Puisinya termasuk dalam Buku Antologi 100 Puisi Indonesia Terbaik Anugerah Sastra Pena Kencana (2007), buku antologi Temu Penyair 5 Kota di Payakumbuh “Kampung Dalam Diri” (2008), serta Antologi Puisi Indonesia Terbaik Anugerah Sastra Pena Kencana (2008 dan 2009), Temu Sastrawan Indonesia (2010 dan 2011), Antologi Ubud Writers and Readers Festival (2010), Antologi ‘Couleur Femme’: Kumpulan Puisi Indonesia-Perancis yang diterbitkan Alliance Francaise Denpasar beserta Forum Jakarta Paris (2010) dan sebagainya. Selain itu, karyanya (esai biografi) juga telah dibukukan dengan tajuk ‘Waktu Tuhan: Wianta” (2007). Ia juga turut dalam program Penulisan Cerita Rakyat dari Pusat Bahasa Jakarta tahun 2010.

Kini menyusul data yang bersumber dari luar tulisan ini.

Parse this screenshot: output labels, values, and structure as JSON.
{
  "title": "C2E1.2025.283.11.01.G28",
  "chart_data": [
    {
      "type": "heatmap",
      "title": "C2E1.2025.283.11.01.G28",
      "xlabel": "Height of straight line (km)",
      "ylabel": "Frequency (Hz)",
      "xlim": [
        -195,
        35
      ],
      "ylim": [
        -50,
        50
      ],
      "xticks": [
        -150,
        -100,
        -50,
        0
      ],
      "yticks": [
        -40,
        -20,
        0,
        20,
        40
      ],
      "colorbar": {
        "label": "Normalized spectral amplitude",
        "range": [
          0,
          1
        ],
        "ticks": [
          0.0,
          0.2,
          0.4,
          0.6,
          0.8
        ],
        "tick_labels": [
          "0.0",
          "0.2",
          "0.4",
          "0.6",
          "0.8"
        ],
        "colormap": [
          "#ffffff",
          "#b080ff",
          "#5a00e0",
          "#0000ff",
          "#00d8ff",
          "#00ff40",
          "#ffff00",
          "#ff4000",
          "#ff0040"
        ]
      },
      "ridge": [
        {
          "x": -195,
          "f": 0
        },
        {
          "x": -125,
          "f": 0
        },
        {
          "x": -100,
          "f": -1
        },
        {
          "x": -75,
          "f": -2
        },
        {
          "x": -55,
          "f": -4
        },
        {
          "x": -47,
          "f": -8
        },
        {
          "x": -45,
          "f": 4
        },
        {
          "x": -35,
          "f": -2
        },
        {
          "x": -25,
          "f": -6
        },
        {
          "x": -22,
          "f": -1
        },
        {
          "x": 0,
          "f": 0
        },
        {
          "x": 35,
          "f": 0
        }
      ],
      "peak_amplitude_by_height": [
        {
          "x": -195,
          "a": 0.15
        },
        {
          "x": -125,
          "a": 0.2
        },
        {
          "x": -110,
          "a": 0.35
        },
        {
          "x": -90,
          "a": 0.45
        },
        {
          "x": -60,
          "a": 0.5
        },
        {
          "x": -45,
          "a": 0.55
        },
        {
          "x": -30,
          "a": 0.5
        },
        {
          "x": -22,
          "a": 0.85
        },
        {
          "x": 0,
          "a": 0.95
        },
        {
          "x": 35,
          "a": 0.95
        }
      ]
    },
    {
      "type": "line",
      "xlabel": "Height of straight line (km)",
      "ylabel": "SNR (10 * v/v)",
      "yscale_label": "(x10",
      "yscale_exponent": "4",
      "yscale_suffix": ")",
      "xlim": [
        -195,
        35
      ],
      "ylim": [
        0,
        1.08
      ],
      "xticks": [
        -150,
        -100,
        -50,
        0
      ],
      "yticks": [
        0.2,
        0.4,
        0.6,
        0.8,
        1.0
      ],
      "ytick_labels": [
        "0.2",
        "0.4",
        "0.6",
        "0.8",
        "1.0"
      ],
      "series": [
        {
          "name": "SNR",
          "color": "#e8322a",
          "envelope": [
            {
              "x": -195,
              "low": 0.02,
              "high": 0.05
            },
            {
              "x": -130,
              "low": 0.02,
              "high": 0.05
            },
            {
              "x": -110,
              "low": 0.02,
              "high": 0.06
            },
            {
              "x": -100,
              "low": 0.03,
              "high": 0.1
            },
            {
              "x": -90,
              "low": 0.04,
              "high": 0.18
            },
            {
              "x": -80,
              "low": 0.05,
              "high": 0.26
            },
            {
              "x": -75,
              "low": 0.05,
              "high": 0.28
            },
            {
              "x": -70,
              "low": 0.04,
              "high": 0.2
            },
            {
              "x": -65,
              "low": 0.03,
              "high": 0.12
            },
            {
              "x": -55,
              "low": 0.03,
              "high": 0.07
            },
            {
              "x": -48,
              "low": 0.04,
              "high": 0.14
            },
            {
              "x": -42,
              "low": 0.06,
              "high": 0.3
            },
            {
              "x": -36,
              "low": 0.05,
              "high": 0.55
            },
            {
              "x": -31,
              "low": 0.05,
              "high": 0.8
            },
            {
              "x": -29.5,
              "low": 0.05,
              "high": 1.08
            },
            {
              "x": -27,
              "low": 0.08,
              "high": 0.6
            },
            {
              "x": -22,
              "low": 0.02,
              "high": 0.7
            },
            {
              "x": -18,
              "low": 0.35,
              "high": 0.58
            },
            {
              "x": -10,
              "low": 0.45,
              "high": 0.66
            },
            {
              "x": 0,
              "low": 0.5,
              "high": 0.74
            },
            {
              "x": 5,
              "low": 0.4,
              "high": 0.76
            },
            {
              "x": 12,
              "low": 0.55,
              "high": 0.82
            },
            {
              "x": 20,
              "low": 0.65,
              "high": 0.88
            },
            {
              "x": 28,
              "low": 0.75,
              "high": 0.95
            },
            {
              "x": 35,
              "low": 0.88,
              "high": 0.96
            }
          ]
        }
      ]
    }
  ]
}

Tahun 2015 ia mendapatkan beasiswa penelitian dari Frans Seda Foundation dan Universitas Indonesia untuk melakukan riset sosial budaya bekerjasama dengan Universitas TilburgBelanda. Juga diundang dalam Emerging Writers Festival 2015 di Melbourne (atas kerjasama Australia-Indonesia Institute), Pembacaan Sajak di Monash Asia Institute (Monash University, 2015) serta Salihara International Literary Biennale 2015.

 

Berto Tukan aktif di ruangrupa sebagai editor pada www.jurnalkarbon.net dan menjadi redaktur di www.indoprogress.com. Penulis dan peneliti lepas yang berdomisili di Jakarta ini tengah menempuh studi Magister Filsafat di STF Driyarkara. Beberapa esai, puisi, dan cerpennya pernah masuk dalam beberapa buku bunga rampai. Buku tunggalnya yang pertama, sebuah kumpulan cerpen berjudul Seikat Kisah Tentang Yang Bohong (Alpha Centaury, 2016), masuk nominasi Lima Besar Katagori Karya Pertama dan Kedua pada Anugerah Kusala Sastra Khatulistiwa 2017.

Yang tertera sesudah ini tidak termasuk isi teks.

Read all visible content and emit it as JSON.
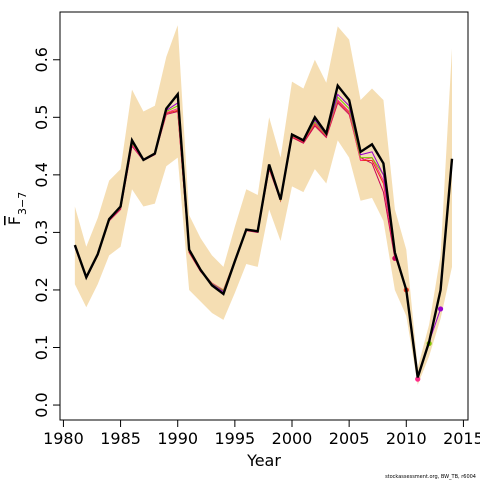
{
  "chart_data": {
    "type": "line",
    "x_label": "Year",
    "y_label": "F",
    "y_label_subscript": "3−7",
    "footer": "stockassessment.org, BW_TB, r6004",
    "x": [
      1981,
      1982,
      1983,
      1984,
      1985,
      1986,
      1987,
      1988,
      1989,
      1990,
      1991,
      1992,
      1993,
      1994,
      1995,
      1996,
      1997,
      1998,
      1999,
      2000,
      2001,
      2002,
      2003,
      2004,
      2005,
      2006,
      2007,
      2008,
      2009,
      2010,
      2011,
      2012,
      2013,
      2014
    ],
    "band": {
      "color": "#f5deb3",
      "upper": [
        0.345,
        0.275,
        0.325,
        0.39,
        0.41,
        0.548,
        0.51,
        0.52,
        0.605,
        0.66,
        0.33,
        0.29,
        0.26,
        0.24,
        0.31,
        0.375,
        0.365,
        0.5,
        0.43,
        0.562,
        0.55,
        0.6,
        0.56,
        0.658,
        0.635,
        0.53,
        0.55,
        0.53,
        0.34,
        0.27,
        0.065,
        0.14,
        0.26,
        0.62
      ],
      "lower": [
        0.21,
        0.17,
        0.21,
        0.26,
        0.275,
        0.375,
        0.345,
        0.35,
        0.415,
        0.43,
        0.2,
        0.18,
        0.16,
        0.148,
        0.195,
        0.245,
        0.24,
        0.34,
        0.285,
        0.38,
        0.37,
        0.41,
        0.385,
        0.46,
        0.43,
        0.355,
        0.36,
        0.32,
        0.2,
        0.155,
        0.035,
        0.085,
        0.15,
        0.24
      ]
    },
    "series": [
      {
        "color": "#c8005a",
        "end_marker": true,
        "values": [
          0.275,
          0.22,
          0.26,
          0.32,
          0.34,
          0.45,
          0.425,
          0.435,
          0.505,
          0.51,
          0.265,
          0.232,
          0.21,
          0.198,
          0.25,
          0.303,
          0.3,
          0.41,
          0.355,
          0.465,
          0.455,
          0.485,
          0.465,
          0.525,
          0.505,
          0.43,
          0.42,
          0.37,
          0.255,
          null,
          null,
          null,
          null,
          null
        ]
      },
      {
        "color": "#e8311a",
        "end_marker": true,
        "values": [
          0.276,
          0.221,
          0.261,
          0.321,
          0.342,
          0.452,
          0.426,
          0.436,
          0.507,
          0.512,
          0.266,
          0.233,
          0.211,
          0.199,
          0.251,
          0.304,
          0.301,
          0.412,
          0.356,
          0.466,
          0.457,
          0.488,
          0.467,
          0.528,
          0.508,
          0.425,
          0.425,
          0.385,
          0.26,
          0.2,
          null,
          null,
          null,
          null
        ]
      },
      {
        "color": "#ff2a8a",
        "end_marker": true,
        "values": [
          0.276,
          0.221,
          0.261,
          0.321,
          0.342,
          0.452,
          0.426,
          0.436,
          0.508,
          0.515,
          0.267,
          0.234,
          0.212,
          0.2,
          0.252,
          0.305,
          0.302,
          0.413,
          0.357,
          0.467,
          0.458,
          0.49,
          0.468,
          0.53,
          0.51,
          0.425,
          0.43,
          0.39,
          0.26,
          0.2,
          0.045,
          null,
          null,
          null
        ]
      },
      {
        "color": "#7fc800",
        "end_marker": true,
        "values": [
          0.277,
          0.222,
          0.262,
          0.322,
          0.343,
          0.455,
          0.427,
          0.437,
          0.51,
          0.52,
          0.268,
          0.234,
          0.211,
          0.199,
          0.252,
          0.305,
          0.302,
          0.414,
          0.357,
          0.468,
          0.459,
          0.492,
          0.469,
          0.535,
          0.515,
          0.43,
          0.43,
          0.4,
          0.262,
          0.2,
          0.048,
          0.107,
          null,
          null
        ]
      },
      {
        "color": "#9900cc",
        "end_marker": true,
        "values": [
          0.277,
          0.222,
          0.262,
          0.322,
          0.344,
          0.457,
          0.427,
          0.437,
          0.512,
          0.525,
          0.269,
          0.234,
          0.21,
          0.197,
          0.251,
          0.305,
          0.302,
          0.416,
          0.357,
          0.469,
          0.46,
          0.495,
          0.47,
          0.54,
          0.52,
          0.435,
          0.44,
          0.4,
          0.263,
          0.2,
          0.05,
          0.11,
          0.167,
          null
        ]
      },
      {
        "color": "#000000",
        "end_marker": false,
        "main": true,
        "values": [
          0.278,
          0.222,
          0.262,
          0.323,
          0.345,
          0.46,
          0.426,
          0.437,
          0.515,
          0.54,
          0.27,
          0.235,
          0.208,
          0.193,
          0.25,
          0.305,
          0.302,
          0.418,
          0.357,
          0.47,
          0.46,
          0.5,
          0.472,
          0.555,
          0.53,
          0.44,
          0.453,
          0.42,
          0.265,
          0.2,
          0.048,
          0.11,
          0.2,
          0.428
        ]
      }
    ],
    "xlim": [
      1979.7,
      2015.4
    ],
    "ylim": [
      -0.026,
      0.683
    ],
    "xticks": [
      1980,
      1985,
      1990,
      1995,
      2000,
      2005,
      2010,
      2015
    ],
    "yticks": [
      {
        "value": 0,
        "label": "0.0"
      },
      0.1,
      0.2,
      0.3,
      0.4,
      0.5,
      0.6
    ]
  }
}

Ia beberapa kali menjadi periset untuk beberapa program dari Dewan Kesenian Jakarta, semisal program untuk penerbitan buku Seni Rupa Indonesia dalam Kritik dan Esai (Dewan Kesenian Jakarta, 2012) serta program Penelitian Karya Ilmiah Seni Rupa di Tiga Kota (Jakarta, Jogja, dan Bandung). Salah satu kegemarannya adalah bermain-main dengan media alternatif; Bersama beberapa kawan yang berbeda, ia pernah menelorkan dan menggawangi beberapa media alternatif cetak seperti PendarPena, Problem Filsafat, dan Dada Terbit.